Over the last 20 years the healthcare sector has produced a return of 9.4% with a high/low range between -31% to +58%. The S&P 500 returned 6.1% with a range between -44% to +50%. Therefore this sector has produced 50% better returns than the market with less risk to the downside and superior performance on the upside. Of course, the sector includes some great growth non-dividend paying stocks that contributed to the sector returns.
Our screen for candidates to diversify our income portfolio in this sector consisted of the following criteria:
- A yield in excess of 3%.
- A payout ratio below 60%.
- 5 consecutive dividend increases.
- A dividend growth rate over the last five years in excess of 6%.
The following table lists the data for the companies surviving the screen:
|Company||Current Yield||Dividend Growth Rate Previous 5 Years||Payout Ratio||Current P/E||Est. Long Term Growth Rate|
|Johnson & Johnson||3.4%||9%||45%||13.4||6%|
|Novartis AG. ADR||3.8%||19%||46^||11.2||4%|
The yield levels over the past 25-30 years finds all of these companies at the higher end of their historical levels as shown in the following table.
|Company||Current Yield||Monthly High||Monthly Low||Median|
|Johnson & Johnson||3.4%||3.83%||1.01%||1.98%|
|Novartis Ag.

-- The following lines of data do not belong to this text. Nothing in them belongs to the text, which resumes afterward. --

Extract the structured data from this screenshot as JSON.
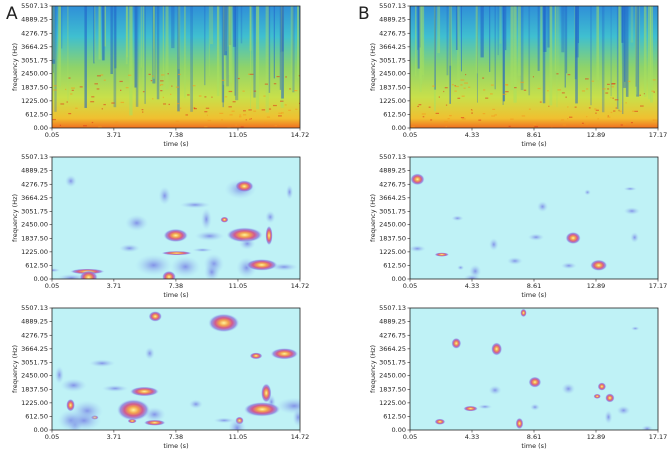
{
  "panel_labels": [
    "A",
    "B"
  ],
  "chart_data": [
    {
      "type": "spectrogram",
      "colormap": "jet",
      "xlabel": "time (s)",
      "ylabel": "frequency (Hz)",
      "xlim": [
        0.05,
        14.72
      ],
      "xticks": [
        0.05,
        3.71,
        7.38,
        11.05,
        14.72
      ],
      "ylim": [
        0,
        5507.13
      ],
      "yticks": [
        {
          "value": 0,
          "label": "0.00"
        },
        {
          "value": 612.5,
          "label": "612.50"
        },
        {
          "value": 1225,
          "label": "1225.00"
        },
        {
          "value": 1837.5,
          "label": "1837.50"
        },
        {
          "value": 2450,
          "label": "2450.00"
        },
        3051.75,
        3664.25,
        4276.75,
        4889.25,
        5507.13
      ]
    },
    {
      "type": "spectrogram",
      "colormap": "jet",
      "xlabel": "time (s)",
      "ylabel": "frequency (Hz)",
      "xlim": [
        0.05,
        17.17
      ],
      "xticks": [
        0.05,
        4.33,
        8.61,
        12.89,
        17.17
      ],
      "ylim": [
        0,
        5507.13
      ],
      "yticks": [
        {
          "value": 0,
          "label": "0.00"
        },
        {
          "value": 612.5,
          "label": "612.50"
        },
        {
          "value": 1225,
          "label": "1225.00"
        },
        {
          "value": 1837.5,
          "label": "1837.50"
        },
        {
          "value": 2450,
          "label": "2450.00"
        },
        3051.75,
        3664.25,
        4276.75,
        4889.25,
        5507.13
      ]
    },
    {
      "type": "spectrogram",
      "colormap": "heat",
      "xlabel": "time (s)",
      "ylabel": "frequency (Hz)",
      "xlim": [
        0.05,
        14.72
      ],
      "xticks": [
        0.05,
        3.71,
        7.38,
        11.05,
        14.72
      ],
      "ylim": [
        0,
        5507.13
      ],
      "yticks": [
        {
          "value": 0,
          "label": "0.00"
        },
        {
          "value": 612.5,
          "label": "612.50"
        },
        {
          "value": 1225,
          "label": "1225.00"
        },
        {
          "value": 1837.5,
          "label": "1837.50"
        },
        {
          "value": 2450,
          "label": "2450.00"
        },
        3051.75,
        3664.25,
        4276.75,
        4889.25,
        5507.13
      ]
    },
    {
      "type": "spectrogram",
      "colormap": "heat",
      "xlabel": "time (s)",
      "ylabel": "frequency (Hz)",
      "xlim": [
        0.05,
        17.17
      ],
      "xticks": [
        0.05,
        4.33,
        8.61,
        12.89,
        17.17
      ],
      "ylim": [
        0,
        5507.13
      ],
      "yticks": [
        {
          "value": 0,
          "label": "0.00"
        },
        {
          "value": 612.5,
          "label": "612.50"
        },
        {
          "value": 1225,
          "label": "1225.00"
        },
        {
          "value": 1837.5,
          "label": "1837.50"
        },
        {
          "value": 2450,
          "label": "2450.00"
        },
        3051.75,
        3664.25,
        4276.75,
        4889.25,
        5507.13
      ]
    },
    {
      "type": "spectrogram",
      "colormap": "heat",
      "xlabel": "time (s)",
      "ylabel": "frequency (Hz)",
      "xlim": [
        0.05,
        14.72
      ],
      "xticks": [
        0.05,
        3.71,
        7.38,
        11.05,
        14.72
      ],
      "ylim": [
        0,
        5507.13
      ],
      "yticks": [
        {
          "value": 0,
          "label": "0.00"
        },
        {
          "value": 612.5,
          "label": "612.50"
        },
        {
          "value": 1225,
          "label": "1225.00"
        },
        {
          "value": 1837.5,
          "label": "1837.50"
        },
        {
          "value": 2450,
          "label": "2450.00"
        },
        3051.75,
        3664.25,
        4276.75,
        4889.25,
        5507.13
      ]
    },
    {
      "type": "spectrogram",
      "colormap": "heat",
      "xlabel": "time (s)",
      "ylabel": "frequency (Hz)",
      "xlim": [
        0.05,
        17.17
      ],
      "xticks": [
        0.05,
        4.33,
        8.61,
        12.89,
        17.17
      ],
      "ylim": [
        0,
        5507.13
      ],
      "yticks": [
        {
          "value": 0,
          "label": "0.00"
        },
        {
          "value": 612.5,
          "label": "612.50"
        },
        {
          "value": 1225,
          "label": "1225.00"
        },
        {
          "value": 1837.5,
          "label": "1837.50"
        },
        {
          "value": 2450,
          "label": "2450.00"
        },
        3051.75,
        3664.25,
        4276.75,
        4889.25,
        5507.13
      ]
    }
  ]
}
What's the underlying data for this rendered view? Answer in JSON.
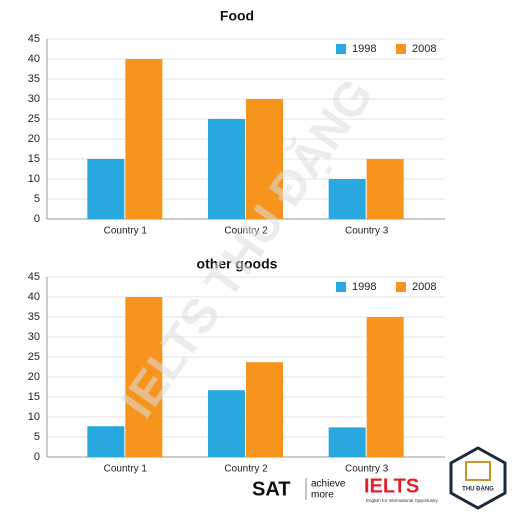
{
  "chart_data": [
    {
      "type": "bar",
      "title": "Food",
      "categories": [
        "Country 1",
        "Country 2",
        "Country 3"
      ],
      "series": [
        {
          "name": "1998",
          "color": "#29a8e0",
          "values": [
            15,
            25,
            10
          ]
        },
        {
          "name": "2008",
          "color": "#f7941d",
          "values": [
            40,
            30,
            15
          ]
        }
      ],
      "ylim": [
        0,
        45
      ],
      "yticks": [
        0,
        5,
        10,
        15,
        20,
        25,
        30,
        35,
        40,
        45
      ],
      "grid": true,
      "legend": "top-right"
    },
    {
      "type": "bar",
      "title": "other goods",
      "categories": [
        "Country 1",
        "Country 2",
        "Country 3"
      ],
      "series": [
        {
          "name": "1998",
          "color": "#29a8e0",
          "values": [
            7.7,
            16.7,
            7.4
          ]
        },
        {
          "name": "2008",
          "color": "#f7941d",
          "values": [
            40,
            23.7,
            35
          ]
        }
      ],
      "ylim": [
        0,
        45
      ],
      "yticks": [
        0,
        5,
        10,
        15,
        20,
        25,
        30,
        35,
        40,
        45
      ],
      "grid": true,
      "legend": "top-right"
    }
  ],
  "watermark": "IELTS THU ĐẶNG",
  "branding": {
    "sat": "SAT",
    "sat_tagline_1": "achieve",
    "sat_tagline_2": "more",
    "ielts": "IELTS",
    "ielts_tagline": "English for International Opportunity",
    "badge": "THU ĐẶNG"
  }
}
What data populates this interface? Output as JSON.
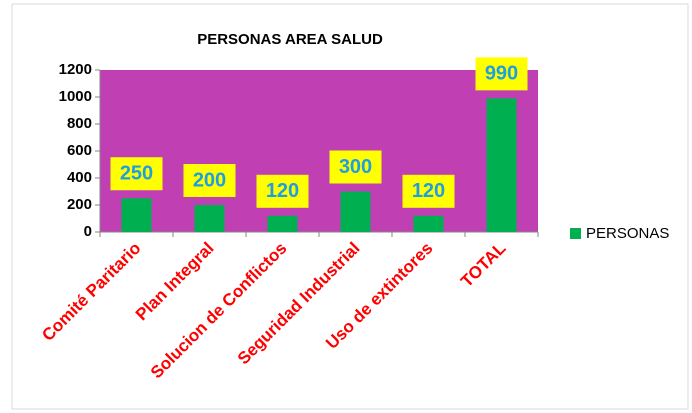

ADR***||3.8%||5.36%||0.4%||0.7%|
** Beginning 1999
*** Beginning 1996
With the long history of dividend increases both Abbott Labs and Johnson & Johnson stand out as must own securities. Both current yield levels are close to the historical highs and should be strongly considered holdings for dividend growth investors.
In addition to the companies above are several health care REITs that are worthy of consideration for the income investor. In this screen I wanted to find consistent dividend increases over the past ten years, with future growth rates above 4%. Most of all, I wanted REIT companies that had shown steady earnings and increasing dividends over the last ten years.
The following three companies cleared the screen:
|Company||Current Yield||Payout Ratio||Dividend 5 Yr. Growth Rate||Est. Long Term EPS Growth Rate|
|Universal Health Realty||5.7%||95%||2%||2%|
|Health Care REIT||5.3%||92%||2%||5%|
From the numbers on the table above, HCP seems to fair the best in terms of overall yield, lowest payout ratio, and best estimate of future growth. The individual investor, depending on income needs, should purchase REIT's based on income needs, and not based on superior growth potential.
Conclusion: The healthcare sector represents 11.9% of the S&P 500 sector weights. Considered to be a safer and conservative sector for investors I would overweight this industry in one's portfolio for the attractive yield and dividend growth potential.